Если ты серенький, неинтересный, малознающий человек, что ты дашь товарищам?
Иные люди охотно судят других за крупные и мелкие недостатки, особенно на сборах да на собраниях, лезут в чужие дела, горят, кипят, и только порой для одного человека не хватает у них заботы — для себя.
Это похоже на огородника, который вместо того, чтобы возделывать свой участок, бегает по соседям и всем «помогает»: там копнет пару раз, там подбодрит, там даст совет, как окучивать. А когда наступит зима, ходит по домам и просит: «Не одолжите ли ведерко картошки?»

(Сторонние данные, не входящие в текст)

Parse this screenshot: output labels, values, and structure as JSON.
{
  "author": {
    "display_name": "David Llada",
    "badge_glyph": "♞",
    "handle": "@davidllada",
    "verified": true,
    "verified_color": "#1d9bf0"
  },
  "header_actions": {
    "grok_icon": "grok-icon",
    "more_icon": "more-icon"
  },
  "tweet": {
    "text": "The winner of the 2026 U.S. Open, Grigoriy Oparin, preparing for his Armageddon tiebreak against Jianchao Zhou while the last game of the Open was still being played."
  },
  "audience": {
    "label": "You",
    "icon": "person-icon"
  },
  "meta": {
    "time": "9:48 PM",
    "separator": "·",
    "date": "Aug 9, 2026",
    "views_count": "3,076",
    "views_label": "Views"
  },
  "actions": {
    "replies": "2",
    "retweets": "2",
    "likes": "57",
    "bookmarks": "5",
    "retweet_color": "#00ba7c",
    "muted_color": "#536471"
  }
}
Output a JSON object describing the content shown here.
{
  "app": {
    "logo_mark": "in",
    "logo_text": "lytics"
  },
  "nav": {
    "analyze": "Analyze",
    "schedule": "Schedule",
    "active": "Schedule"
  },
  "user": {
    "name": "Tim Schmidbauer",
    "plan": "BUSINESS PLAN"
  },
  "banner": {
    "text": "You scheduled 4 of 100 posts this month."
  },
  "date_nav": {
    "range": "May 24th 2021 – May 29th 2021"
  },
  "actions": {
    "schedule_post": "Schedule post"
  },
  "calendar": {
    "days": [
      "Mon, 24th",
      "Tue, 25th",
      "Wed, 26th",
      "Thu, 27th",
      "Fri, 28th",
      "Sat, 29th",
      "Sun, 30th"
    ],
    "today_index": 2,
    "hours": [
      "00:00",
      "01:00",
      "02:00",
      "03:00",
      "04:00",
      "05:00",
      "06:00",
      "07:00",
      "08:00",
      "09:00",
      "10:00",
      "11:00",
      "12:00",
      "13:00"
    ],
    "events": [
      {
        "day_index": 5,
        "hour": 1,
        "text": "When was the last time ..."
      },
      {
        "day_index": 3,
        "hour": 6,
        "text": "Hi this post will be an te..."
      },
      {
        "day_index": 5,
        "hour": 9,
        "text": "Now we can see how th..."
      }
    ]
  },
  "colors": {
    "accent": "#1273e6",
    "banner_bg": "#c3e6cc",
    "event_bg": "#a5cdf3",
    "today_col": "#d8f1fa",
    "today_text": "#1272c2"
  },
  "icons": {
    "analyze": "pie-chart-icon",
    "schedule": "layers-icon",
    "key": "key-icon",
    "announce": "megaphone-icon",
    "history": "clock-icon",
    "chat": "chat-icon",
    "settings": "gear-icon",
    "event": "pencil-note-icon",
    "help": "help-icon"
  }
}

Но, возможно, ты возразишь мне. Ты скажешь: «Это что же значит? Каждый должен заботиться только о себе? Каждый пусть делает, что ему захочется? Что же за жизнь тогда будет?»
Если ты так подумал, то сам, быть может не зная того, ты задал очень трудный вопрос, над которым уже давно размышляют люди.
Это одна из основных проблем науки о поведении человека. Такая наука называется «этика».
Замечательный американский писатель Эрнест Хемингуэй (он жил с 1899 по 1962 год) выбрал эпиграфом к одному своему роману такие поэтические слова:
«Нет такого человека, что был бы островом. Каждый — частица материка, часть целого.
Если чей-то прах будет смыт морем, то Европа уменьшится, словно это был ее мыс. Смерть любого человека отнимает частицу меня, ибо и я — частица человечества…
И потому никогда не посылай узнать, по ком звонит колокол: он звонит по тебе».